Let's do some actual listening and see what happens.
D. Peter Maus wrote:
On 10/20/09 12:35 , Bill Baka wrote:
Second, I have to mention that those el-cheapo CFL's that Wal-mart is
selling have one hell of an RFI output. I thought my radio had gone down
when I thought to turn off all the CFL's in my house and it got
listen-able. I have an oscilloscope monitoring the audio and the noise
spikes are at 60 Hz and very consistent.
I think that if someone wanted to get into their radio it would be a
small matter to put a line synced blank pulse when needed.
A late thought, here....have you put a bit of capacitance across the
lamp?
I've thought of a lot of things but the capacitor needs someplace for me
to put it. I was hoping the F.C.C. would have been bright enough to
regulate a noise maximum but no, we get HDTV during a Depression.

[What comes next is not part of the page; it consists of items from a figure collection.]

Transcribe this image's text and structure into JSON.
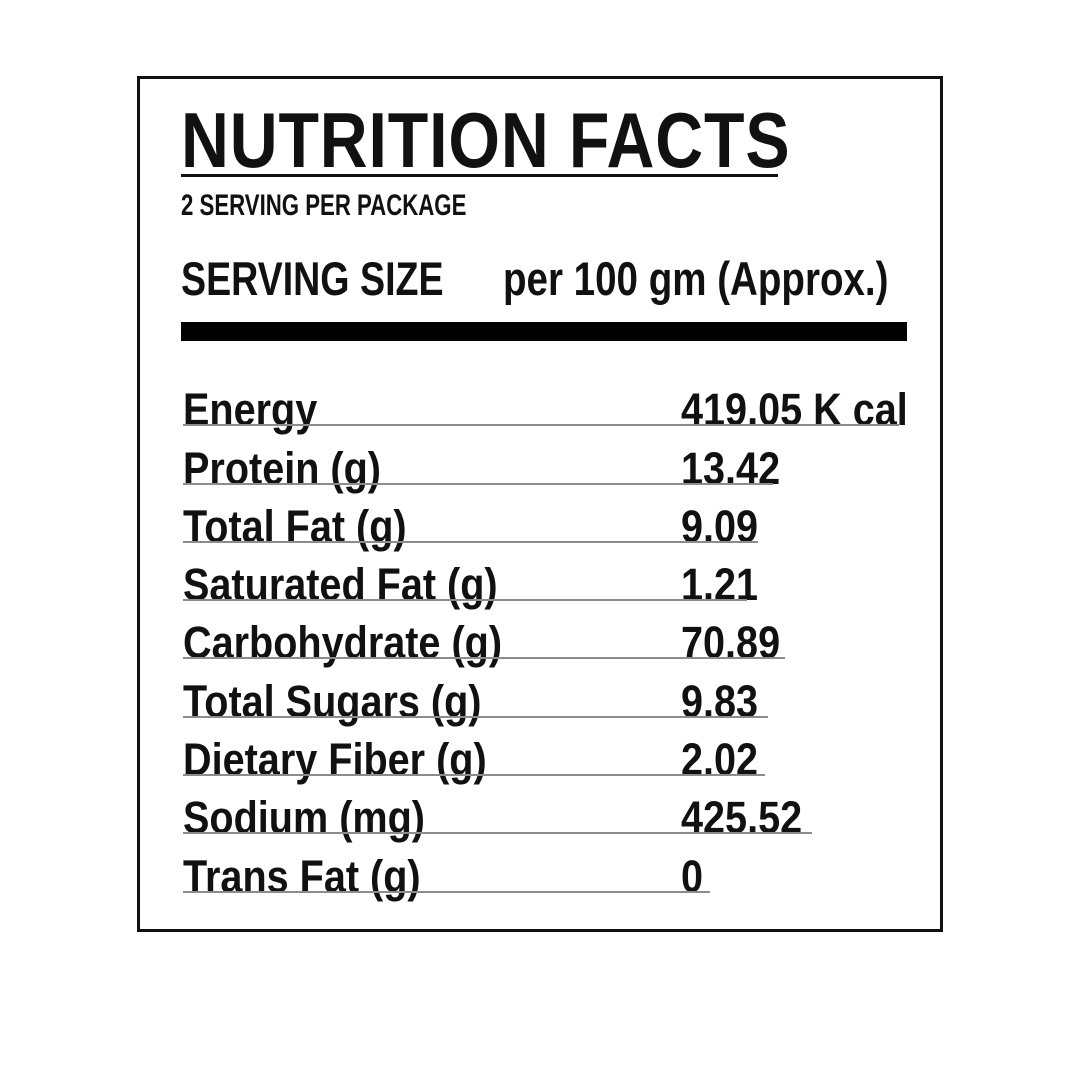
{
  "label": {
    "title": "NUTRITION FACTS",
    "servings_per_package": "2 SERVING PER PACKAGE",
    "serving_size": {
      "label": "SERVING SIZE",
      "value": "per 100 gm (Approx.)"
    },
    "nutrients": [
      {
        "name": "Energy",
        "value": "419.05 K cal"
      },
      {
        "name": "Protein (g)",
        "value": "13.42"
      },
      {
        "name": "Total Fat (g)",
        "value": "9.09"
      },
      {
        "name": "Saturated Fat (g)",
        "value": "1.21"
      },
      {
        "name": "Carbohydrate (g)",
        "value": "70.89"
      },
      {
        "name": "Total Sugars (g)",
        "value": "9.83"
      },
      {
        "name": "Dietary Fiber (g)",
        "value": "2.02"
      },
      {
        "name": "Sodium (mg)",
        "value": "425.52"
      },
      {
        "name": "Trans Fat (g)",
        "value": "0"
      }
    ],
    "colors": {
      "text": "#111111",
      "border": "#111111",
      "divider_bar": "#000000",
      "row_rule": "#8c8c8c",
      "background": "#ffffff"
    }
  }
}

I had a torchiere in the studio that was creating some enormous
spikes on the line, and was getting back into the audio. Eventually, I
pulled the SCR fader out.
SCR's are terrible for noise. I had one on a filament lamp for the
bedroom ceiling and as I dialed the bright up and down I could hear the
change in the radio.
But a quick short term solution was to put a
capacitor across the line. Put an orange drop in a 3 to 2 line adaptor,
and plugged it into the power strip. Quieted things right down. Even
elimated spikes that were getting into my AM receiver.
Cheap solution. Good results.
Sounds good for a few fixes but I don't want to do it for every bulb in
the house. Someone should make a noise reduction socket piece that the
CFL would plug into. I'm thinking 2 inductors and 2 capacitors.